Galfond is keeping a positive attitude, no matter how bad it gets. On January 30th, after the seventh day of the current challenge, he tweeted that people should not be worried about him.
He said that his goal has changed after being down by so much money (at the time, it was about €400,000, or 20 €20,000 buy-ins).
“Chasing your losses sets you up for failure,” he tweeted. “There’s no way for me to earn 20 buy-ins over the next week or two through good play alone. Attempting to get even means attempting to be lucky.”

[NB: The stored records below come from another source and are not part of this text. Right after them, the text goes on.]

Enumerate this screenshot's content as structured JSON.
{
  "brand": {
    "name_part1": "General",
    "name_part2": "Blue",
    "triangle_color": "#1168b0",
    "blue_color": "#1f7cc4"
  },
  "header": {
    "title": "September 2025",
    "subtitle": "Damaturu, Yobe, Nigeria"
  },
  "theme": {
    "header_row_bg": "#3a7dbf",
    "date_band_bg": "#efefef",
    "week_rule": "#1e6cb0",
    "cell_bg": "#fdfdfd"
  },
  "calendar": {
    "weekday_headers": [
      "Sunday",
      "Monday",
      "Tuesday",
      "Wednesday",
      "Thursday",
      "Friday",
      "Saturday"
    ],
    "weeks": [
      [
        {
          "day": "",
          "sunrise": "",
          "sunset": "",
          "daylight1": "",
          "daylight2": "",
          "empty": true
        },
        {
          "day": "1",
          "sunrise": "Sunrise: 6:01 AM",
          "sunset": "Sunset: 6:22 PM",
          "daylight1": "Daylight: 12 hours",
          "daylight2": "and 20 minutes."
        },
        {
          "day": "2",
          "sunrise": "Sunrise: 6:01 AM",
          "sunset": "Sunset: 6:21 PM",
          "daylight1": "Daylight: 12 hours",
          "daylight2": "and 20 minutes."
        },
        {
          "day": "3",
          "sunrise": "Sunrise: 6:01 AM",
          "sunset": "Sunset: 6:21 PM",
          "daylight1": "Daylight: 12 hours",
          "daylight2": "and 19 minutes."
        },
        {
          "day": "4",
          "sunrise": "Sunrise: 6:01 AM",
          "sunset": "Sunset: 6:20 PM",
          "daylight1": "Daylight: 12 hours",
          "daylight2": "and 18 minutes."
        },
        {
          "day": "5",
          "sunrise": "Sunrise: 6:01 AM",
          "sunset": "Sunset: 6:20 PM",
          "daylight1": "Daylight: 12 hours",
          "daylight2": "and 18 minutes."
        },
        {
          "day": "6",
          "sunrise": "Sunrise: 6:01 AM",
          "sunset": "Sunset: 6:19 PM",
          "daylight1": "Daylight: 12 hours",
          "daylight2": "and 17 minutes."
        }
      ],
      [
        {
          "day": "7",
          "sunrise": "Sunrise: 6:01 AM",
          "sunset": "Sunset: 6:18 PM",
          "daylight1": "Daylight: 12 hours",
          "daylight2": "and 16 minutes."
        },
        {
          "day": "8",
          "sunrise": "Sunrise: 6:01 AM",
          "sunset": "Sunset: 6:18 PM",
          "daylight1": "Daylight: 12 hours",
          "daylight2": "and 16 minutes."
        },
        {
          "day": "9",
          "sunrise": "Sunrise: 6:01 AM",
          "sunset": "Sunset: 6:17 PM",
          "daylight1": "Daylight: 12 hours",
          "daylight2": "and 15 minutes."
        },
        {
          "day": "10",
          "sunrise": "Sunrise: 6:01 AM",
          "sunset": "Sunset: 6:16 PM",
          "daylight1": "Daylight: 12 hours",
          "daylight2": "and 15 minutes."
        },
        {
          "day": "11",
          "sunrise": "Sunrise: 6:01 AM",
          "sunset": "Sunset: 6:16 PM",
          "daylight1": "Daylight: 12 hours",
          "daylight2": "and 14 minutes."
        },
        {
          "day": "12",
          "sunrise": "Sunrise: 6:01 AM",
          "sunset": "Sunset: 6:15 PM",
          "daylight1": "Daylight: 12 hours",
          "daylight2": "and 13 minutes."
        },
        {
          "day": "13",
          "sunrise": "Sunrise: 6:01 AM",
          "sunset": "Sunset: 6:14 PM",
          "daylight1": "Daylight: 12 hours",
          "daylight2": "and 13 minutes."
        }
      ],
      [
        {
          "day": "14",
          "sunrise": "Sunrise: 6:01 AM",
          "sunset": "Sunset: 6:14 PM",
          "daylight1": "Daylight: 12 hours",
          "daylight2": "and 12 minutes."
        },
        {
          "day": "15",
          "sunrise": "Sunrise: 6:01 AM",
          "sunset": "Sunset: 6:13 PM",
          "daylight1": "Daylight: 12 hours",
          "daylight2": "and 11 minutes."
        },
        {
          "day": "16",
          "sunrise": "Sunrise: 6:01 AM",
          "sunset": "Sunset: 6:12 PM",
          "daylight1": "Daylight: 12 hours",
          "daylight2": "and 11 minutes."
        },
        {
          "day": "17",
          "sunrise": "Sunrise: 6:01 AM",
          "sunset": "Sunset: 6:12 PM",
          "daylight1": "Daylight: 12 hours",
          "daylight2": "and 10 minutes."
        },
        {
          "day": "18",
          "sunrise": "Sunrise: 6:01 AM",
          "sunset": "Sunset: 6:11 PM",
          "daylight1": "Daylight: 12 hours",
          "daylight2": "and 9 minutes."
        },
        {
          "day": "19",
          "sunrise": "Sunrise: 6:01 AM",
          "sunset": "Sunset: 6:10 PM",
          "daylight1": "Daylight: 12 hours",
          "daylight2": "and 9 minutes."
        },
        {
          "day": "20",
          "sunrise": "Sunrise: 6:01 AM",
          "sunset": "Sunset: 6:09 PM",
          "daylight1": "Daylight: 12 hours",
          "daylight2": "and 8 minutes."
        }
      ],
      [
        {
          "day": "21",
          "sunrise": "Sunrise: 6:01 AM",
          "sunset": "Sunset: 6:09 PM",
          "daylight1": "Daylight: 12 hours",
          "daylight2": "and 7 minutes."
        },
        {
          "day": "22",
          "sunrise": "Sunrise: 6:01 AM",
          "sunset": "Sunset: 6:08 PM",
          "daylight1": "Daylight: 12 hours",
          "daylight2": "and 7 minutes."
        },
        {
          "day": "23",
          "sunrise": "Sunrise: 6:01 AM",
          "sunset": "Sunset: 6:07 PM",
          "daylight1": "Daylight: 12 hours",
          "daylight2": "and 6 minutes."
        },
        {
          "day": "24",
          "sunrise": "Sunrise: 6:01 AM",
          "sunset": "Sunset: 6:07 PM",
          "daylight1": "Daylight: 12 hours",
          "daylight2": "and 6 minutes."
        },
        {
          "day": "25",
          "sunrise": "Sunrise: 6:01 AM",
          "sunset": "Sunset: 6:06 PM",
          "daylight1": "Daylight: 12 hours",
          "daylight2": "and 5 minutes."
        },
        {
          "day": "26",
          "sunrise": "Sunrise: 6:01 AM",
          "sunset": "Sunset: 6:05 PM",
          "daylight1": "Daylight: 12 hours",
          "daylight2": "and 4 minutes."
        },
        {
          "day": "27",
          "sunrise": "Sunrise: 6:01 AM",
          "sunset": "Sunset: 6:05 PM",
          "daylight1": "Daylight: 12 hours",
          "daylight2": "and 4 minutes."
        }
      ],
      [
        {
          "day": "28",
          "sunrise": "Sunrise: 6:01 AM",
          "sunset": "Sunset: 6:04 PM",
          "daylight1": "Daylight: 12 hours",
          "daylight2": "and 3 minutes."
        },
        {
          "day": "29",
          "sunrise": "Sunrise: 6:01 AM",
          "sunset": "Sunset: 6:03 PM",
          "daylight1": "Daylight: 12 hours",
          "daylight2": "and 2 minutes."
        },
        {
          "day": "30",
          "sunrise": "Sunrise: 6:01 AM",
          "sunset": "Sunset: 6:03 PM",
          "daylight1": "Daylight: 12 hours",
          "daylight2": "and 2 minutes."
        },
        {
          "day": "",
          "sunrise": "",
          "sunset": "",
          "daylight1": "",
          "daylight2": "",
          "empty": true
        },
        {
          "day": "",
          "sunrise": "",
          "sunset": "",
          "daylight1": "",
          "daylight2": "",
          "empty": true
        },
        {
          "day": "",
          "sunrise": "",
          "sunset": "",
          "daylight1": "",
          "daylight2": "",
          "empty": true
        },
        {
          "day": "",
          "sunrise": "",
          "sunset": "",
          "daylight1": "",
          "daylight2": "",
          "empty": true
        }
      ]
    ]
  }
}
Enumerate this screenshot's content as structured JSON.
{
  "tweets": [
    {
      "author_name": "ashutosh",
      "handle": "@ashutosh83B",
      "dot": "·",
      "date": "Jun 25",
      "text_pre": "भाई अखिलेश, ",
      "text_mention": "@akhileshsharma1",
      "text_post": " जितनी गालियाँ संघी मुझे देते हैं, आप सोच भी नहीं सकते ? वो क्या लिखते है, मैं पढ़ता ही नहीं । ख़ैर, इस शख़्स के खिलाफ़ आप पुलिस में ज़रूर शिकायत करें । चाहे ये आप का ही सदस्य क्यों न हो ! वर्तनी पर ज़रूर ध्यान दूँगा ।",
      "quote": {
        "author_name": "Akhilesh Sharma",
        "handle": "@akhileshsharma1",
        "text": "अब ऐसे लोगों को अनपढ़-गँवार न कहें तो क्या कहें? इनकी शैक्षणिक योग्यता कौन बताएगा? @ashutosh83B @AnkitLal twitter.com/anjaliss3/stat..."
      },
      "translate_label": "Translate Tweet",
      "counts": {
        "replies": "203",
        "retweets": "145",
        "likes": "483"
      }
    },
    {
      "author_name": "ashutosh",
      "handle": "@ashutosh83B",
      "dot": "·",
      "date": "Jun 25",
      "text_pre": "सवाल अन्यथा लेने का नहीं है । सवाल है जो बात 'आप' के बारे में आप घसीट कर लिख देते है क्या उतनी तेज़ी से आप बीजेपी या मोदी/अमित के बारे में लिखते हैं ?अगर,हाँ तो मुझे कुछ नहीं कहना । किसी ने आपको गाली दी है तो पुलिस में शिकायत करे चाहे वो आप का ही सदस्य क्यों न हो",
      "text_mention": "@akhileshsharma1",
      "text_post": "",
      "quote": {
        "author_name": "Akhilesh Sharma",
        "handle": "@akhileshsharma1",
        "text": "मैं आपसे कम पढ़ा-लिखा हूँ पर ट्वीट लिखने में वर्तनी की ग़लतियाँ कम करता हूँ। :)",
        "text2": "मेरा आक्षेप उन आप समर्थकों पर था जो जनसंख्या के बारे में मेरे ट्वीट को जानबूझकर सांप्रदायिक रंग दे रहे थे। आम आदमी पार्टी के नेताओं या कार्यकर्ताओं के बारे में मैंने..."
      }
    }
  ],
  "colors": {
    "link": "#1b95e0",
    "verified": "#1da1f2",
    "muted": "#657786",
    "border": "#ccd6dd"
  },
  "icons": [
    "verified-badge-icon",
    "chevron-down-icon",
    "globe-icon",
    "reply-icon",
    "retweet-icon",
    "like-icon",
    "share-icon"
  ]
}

He added that he can’t think about trying to make a massive comeback or else it will “take up space” in his head and not let him make proper poker decisions. At this point, he wants to set an example for people following his game, to keep his cool, to handle disappointment well.
Galfond wants to at least turn a profit going forward. No, it hasn’t happened yet. In fact, it has gotten worse. He has lost almost €200,000 since then. But again, there is still a long way to go, and while it is highly unlikely he will dig himself out of this hole, he can at least try to lessen the pain.